Dans ce contexte, les enseignants n’ont pas la liberté d’enseigner ce qu’ils voudraient. Vous le savez ! Il faut être d’une mauvaise foi patente pour le nier. La radicalisation se fait dans l’école de la République, parce que la mixité n’existe plus du tout…
…au point que, même en le voulant, on ne pourrait plus la recréer. La folie, ça marche un moment !
Sur l’article 14 bis, je suis saisi par le groupe Les Républicains d’une demande de scrutin public.
Protestations sur les bancs du groupe socialiste, écologiste et républicain.
Mêmes mouvements.
Je souhaite donner un exemple concret du phénomène de radicalisation des sectes. La mission interministérielle de vigilance et de lutte contre les dérives sectaires a été créée en 2002. Je regrette que Georges Fenech, qui l’a présidée, ne soit pas là ce soir, car il aurait pu apporter un peu de raison dans le débat et évoquer ces enfants, qui évoluaient hors des canaux de la République, dont l’on a alors découvert l’existence. Nous devons affronter les débats et être conscients que la République est partout : le contrôle peut ramener ces enfants, prisonniers des sectes. C’est l’objectif de l’article 14 bis.
Chacun l’a bien compris, cet article est important car il modifie un principe fondamental, qui lie instruction obligatoire et liberté des familles.
Il est justifié que l’État exerce des contrôles, mais il n’est pas justifié que l’État les étende dans les conditions présentées aujourd’hui. Il s’agit clairement d’un texte à visée idéologique, et non, hélas, d’un texte à visée opérationnelle.
Que l’État exerce convenablement les possibilités de contrôle dont il dispose aujourd’hui, soit, mais vous ne devez pas déplacer l’équilibre et toucher au principe fondamental de la liberté des parents.
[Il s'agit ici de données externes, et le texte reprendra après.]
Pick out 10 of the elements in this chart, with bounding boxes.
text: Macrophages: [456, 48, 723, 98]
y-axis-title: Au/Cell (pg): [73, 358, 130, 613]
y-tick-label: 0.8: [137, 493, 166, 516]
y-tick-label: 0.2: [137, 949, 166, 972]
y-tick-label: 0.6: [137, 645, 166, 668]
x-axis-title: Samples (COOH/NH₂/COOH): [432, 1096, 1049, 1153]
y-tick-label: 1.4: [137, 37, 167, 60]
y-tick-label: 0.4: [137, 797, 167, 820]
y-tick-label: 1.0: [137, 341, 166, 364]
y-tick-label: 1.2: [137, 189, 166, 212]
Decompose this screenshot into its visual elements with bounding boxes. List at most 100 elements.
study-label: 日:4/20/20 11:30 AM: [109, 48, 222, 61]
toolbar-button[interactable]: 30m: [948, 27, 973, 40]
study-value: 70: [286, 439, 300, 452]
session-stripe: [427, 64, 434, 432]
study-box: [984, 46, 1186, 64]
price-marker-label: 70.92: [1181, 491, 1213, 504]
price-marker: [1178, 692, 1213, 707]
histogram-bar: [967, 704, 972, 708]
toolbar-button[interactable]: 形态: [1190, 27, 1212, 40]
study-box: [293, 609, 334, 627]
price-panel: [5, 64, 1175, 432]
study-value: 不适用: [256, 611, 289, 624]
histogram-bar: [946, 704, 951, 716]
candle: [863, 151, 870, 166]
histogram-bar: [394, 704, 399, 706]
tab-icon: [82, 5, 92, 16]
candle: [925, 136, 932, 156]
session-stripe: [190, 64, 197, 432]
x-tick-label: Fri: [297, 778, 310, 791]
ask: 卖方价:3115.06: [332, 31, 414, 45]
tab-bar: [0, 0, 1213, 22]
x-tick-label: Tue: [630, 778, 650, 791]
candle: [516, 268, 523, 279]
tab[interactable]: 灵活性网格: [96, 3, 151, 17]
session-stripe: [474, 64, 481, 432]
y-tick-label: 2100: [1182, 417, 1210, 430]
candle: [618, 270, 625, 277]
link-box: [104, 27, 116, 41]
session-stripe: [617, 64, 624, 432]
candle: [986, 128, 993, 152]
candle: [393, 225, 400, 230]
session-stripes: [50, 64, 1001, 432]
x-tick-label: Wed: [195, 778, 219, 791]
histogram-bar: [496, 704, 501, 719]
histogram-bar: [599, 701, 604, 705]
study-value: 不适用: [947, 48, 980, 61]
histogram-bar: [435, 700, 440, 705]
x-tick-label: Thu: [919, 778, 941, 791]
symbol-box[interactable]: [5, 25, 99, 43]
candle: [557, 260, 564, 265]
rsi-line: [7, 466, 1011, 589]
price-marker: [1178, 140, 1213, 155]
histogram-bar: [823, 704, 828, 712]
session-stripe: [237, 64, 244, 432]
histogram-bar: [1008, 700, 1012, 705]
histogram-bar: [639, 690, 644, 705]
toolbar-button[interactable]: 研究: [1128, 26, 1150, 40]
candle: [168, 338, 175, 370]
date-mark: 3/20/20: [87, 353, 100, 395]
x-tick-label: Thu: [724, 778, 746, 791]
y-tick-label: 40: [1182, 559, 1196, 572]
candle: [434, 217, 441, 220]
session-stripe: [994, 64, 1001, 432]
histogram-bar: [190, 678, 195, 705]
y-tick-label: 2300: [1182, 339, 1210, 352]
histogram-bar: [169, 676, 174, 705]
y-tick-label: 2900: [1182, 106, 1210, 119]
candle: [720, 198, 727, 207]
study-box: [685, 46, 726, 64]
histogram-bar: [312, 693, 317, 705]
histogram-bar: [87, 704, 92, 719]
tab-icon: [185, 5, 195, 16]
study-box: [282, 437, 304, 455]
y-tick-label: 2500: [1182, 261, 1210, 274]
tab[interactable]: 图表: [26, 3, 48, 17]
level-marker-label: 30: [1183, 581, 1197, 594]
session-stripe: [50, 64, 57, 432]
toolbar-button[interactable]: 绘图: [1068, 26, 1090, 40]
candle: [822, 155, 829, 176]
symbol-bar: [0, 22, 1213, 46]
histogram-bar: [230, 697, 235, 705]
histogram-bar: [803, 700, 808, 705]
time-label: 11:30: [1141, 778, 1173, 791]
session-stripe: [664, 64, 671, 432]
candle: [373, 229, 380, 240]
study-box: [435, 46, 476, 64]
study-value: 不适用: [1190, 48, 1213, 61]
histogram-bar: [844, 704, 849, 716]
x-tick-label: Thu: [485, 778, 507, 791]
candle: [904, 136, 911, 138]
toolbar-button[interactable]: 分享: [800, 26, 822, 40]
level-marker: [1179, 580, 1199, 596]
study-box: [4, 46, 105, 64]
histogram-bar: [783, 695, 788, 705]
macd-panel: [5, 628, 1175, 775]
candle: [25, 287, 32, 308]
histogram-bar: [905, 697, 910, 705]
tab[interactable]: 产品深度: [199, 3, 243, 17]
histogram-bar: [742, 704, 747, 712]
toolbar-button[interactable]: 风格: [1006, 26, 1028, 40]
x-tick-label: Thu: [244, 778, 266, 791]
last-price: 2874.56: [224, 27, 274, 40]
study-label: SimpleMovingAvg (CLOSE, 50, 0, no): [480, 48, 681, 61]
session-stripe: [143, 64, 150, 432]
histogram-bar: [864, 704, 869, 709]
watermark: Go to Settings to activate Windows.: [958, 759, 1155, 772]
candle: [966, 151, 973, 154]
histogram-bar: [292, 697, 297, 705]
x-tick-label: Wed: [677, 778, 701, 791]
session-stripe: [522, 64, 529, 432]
Nous en reparlerons tout à l’heure lorsqu’il s’agira de l’enseignement hors contrat.
Il est procédé au scrutin.
Voici le résultat du scrutin :
Nombre de votants: 49 Nombre de suffrages exprimés: 49 Majorité absolue: 25 Pour l’adoption: 32 contre: 17 (L’article 14 bis est adopté.)
Prochaine séance, ce soir, à vingt et une heures trente :
Suite de la discussion du projet de loi relatif à l’égalité et à la citoyenneté.
La séance est levée.
La séance est levée à vingt heures cinq.